Adolfo Urso, ministre des Entreprises et du Made in Italy le revendique haut et fort : « Celui qui s’appelait Draghi l’a dit. Nous l’avons fait “. Inutile de dire que la référence est aux corrections décidées par le gouvernement lors du Superbonus de jeudi dernier. Et de fait, les innovations vont exactement dans le sens déjà tenté par le Premier ministre de l’époque : de la réduction de l’incitation de 110 à 90 % à une nouvelle limitation du nombre de bénéficiaires jusqu’à l’impossibilité de transférer le crédit d’impôt qui – comme Le ministre de l’Economie, Giancarlo Giorgetti, a dit clairement – “ce n’est pas un droit”. Il faut comprendre si c’était le cas et dans quelles conditions étant donné le nombre élevé de crédits dans le ventre des banques et des entreprises.

Route tracée

Le choix du gouvernement indique cependant que la route est tracée. Aussi parce que disposant de peu de ressources, les économies réalisées par la compression du superbonus pourraient favoriser l’adoption d’autres mesures promises dans la campagne électorale mais non poursuivies aujourd’hui. Le test parlementaire pour le nouveau superbonus, cependant, n’est pas exactement en descente. Les désaccords de la majorité pour l’instant s’expriment presque à voix basse. Forza Italia au cri de “vous ne pouvez pas changer les règles de la course”, tout en partageant la nécessité d’un durcissement car “nous ne pouvons plus nous permettre une mesure aussi coûteuse”, avec les chefs de groupe Licia Ronzulli et Alessandro Cattaneo, a déjà annoncé la présentation d’une proposition d’amendement visant à reporter “d’au moins un mois” les modifications de la réglementation introduites par le décret Aid quater “afin de ne pas pénaliser les citoyens et les entreprises, à commencer par ceux qui ont déjà approuvé les interventions et stipulé les contrats correspondants”.
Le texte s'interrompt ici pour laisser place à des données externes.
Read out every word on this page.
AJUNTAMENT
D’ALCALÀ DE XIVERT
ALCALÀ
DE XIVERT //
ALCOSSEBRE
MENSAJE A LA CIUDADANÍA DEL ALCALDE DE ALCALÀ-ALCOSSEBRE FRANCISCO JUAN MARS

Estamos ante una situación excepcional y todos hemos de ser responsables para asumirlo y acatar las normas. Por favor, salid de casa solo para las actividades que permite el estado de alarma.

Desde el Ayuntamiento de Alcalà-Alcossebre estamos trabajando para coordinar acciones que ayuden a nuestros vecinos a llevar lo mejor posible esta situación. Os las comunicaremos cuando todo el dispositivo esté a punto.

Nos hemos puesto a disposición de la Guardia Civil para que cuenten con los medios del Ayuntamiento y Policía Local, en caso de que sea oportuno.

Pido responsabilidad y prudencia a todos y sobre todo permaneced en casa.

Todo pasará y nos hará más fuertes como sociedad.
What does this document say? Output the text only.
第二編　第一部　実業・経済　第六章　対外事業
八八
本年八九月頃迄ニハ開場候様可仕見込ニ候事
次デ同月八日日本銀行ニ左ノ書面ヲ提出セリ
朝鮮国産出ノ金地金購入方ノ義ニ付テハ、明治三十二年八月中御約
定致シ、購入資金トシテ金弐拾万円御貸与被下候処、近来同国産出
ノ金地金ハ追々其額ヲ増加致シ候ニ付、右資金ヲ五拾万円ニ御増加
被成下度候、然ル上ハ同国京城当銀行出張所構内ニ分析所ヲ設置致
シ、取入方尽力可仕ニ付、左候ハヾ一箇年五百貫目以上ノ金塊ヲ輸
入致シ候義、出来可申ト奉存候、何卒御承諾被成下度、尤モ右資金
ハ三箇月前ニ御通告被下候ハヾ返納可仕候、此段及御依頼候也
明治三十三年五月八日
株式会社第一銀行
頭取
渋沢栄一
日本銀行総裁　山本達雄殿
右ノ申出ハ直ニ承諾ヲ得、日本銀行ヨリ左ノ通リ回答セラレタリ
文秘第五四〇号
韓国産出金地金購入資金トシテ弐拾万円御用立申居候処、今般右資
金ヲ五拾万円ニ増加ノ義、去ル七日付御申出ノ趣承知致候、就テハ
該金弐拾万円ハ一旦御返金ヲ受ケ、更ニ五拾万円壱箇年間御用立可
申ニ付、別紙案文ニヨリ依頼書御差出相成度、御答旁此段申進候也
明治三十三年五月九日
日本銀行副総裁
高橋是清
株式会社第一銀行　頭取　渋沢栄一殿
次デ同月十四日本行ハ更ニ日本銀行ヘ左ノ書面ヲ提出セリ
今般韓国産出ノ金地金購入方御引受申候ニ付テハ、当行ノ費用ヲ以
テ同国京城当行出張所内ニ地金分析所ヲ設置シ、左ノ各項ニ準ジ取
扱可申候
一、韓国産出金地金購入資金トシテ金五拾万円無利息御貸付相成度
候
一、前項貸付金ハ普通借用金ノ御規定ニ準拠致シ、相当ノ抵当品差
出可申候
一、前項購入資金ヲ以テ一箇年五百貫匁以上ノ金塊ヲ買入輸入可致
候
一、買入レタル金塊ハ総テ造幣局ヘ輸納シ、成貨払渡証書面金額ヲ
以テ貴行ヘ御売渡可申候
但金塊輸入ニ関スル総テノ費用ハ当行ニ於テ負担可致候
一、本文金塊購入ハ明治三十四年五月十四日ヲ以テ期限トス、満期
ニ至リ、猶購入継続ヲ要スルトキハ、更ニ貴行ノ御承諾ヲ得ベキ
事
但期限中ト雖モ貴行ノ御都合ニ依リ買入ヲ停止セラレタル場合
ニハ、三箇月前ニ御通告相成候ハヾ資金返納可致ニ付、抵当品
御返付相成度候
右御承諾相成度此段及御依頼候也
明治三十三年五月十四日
Les gémissements dans la majorité

Une position qui est loin d’être isolée est celle des forces de la force. Même au sein de la Ligue, les grognes ne manquent pas. Le thème qui tient le plus à cœur au Carroccio est celui lié à la cession de créances qui concerne des milliers d’entreprises. “Nous allons essayer d’intervenir sur le stock existant car c’est un vrai problème pour beaucoup d’entreprises, nous définissons une porte de sortie”, a assuré Giorgetti. C’est la même réponse que le ministre de l’Économie a également réitérée à l’occasion de la confrontation au Palazzo Chigi avec les associations professionnelles et au cours de laquelle Giorgia Meloni a donné le maximum de disponibilité à la confrontation avec l’ouverture d’une table de travail.

Le correctif

Mais au-delà de ce que le Gouvernement décidera dans les prochaines heures, on peut plutôt supposer que le passage parlementaire conduira à plus d’un correctif. “La décision de l’exécutif de faire un coupon au superbonus est correcte mais on ne peut pas changer les cartes sur la table” alors que la partie est encore en cours car “il y a un risque de causer des dégâts et de déclencher des contentieux judiciaires avec des coûts considérables pour le Etat”. Ce n’est pas un membre de l’opposition qui parle mais Andrea de Bertoldi, député des Frères d’Italie, comptable de Trente et parmi les experts du parti du premier ministre qui ne renonce pas à exprimer ses perplexités, bien que de manière très calme.

Risque de chemin cahoteux

Après tout, lorsque c’est Mario Draghi qui a voulu serrer le superbonus, ce n’est pas seulement la plupart des partis de l’ancienne majorité mais aussi l’opposition d’alors qui ont pris parti pour défendre l’incitation. Certains comme le leader du M5 Giuseppe Conte qui l’a promu Premier ministre en ont fait un véritable bourreau de travail et sont désormais prêts à retourner dans les barricades. Mais la plupart des forces politiques, y compris celles qui soutiennent désormais le gouvernement Meloni, ont défendu la prime. C’est pourquoi le risque d’un parcours cahoteux pour le décret Aid quater est loin d’être éloigné.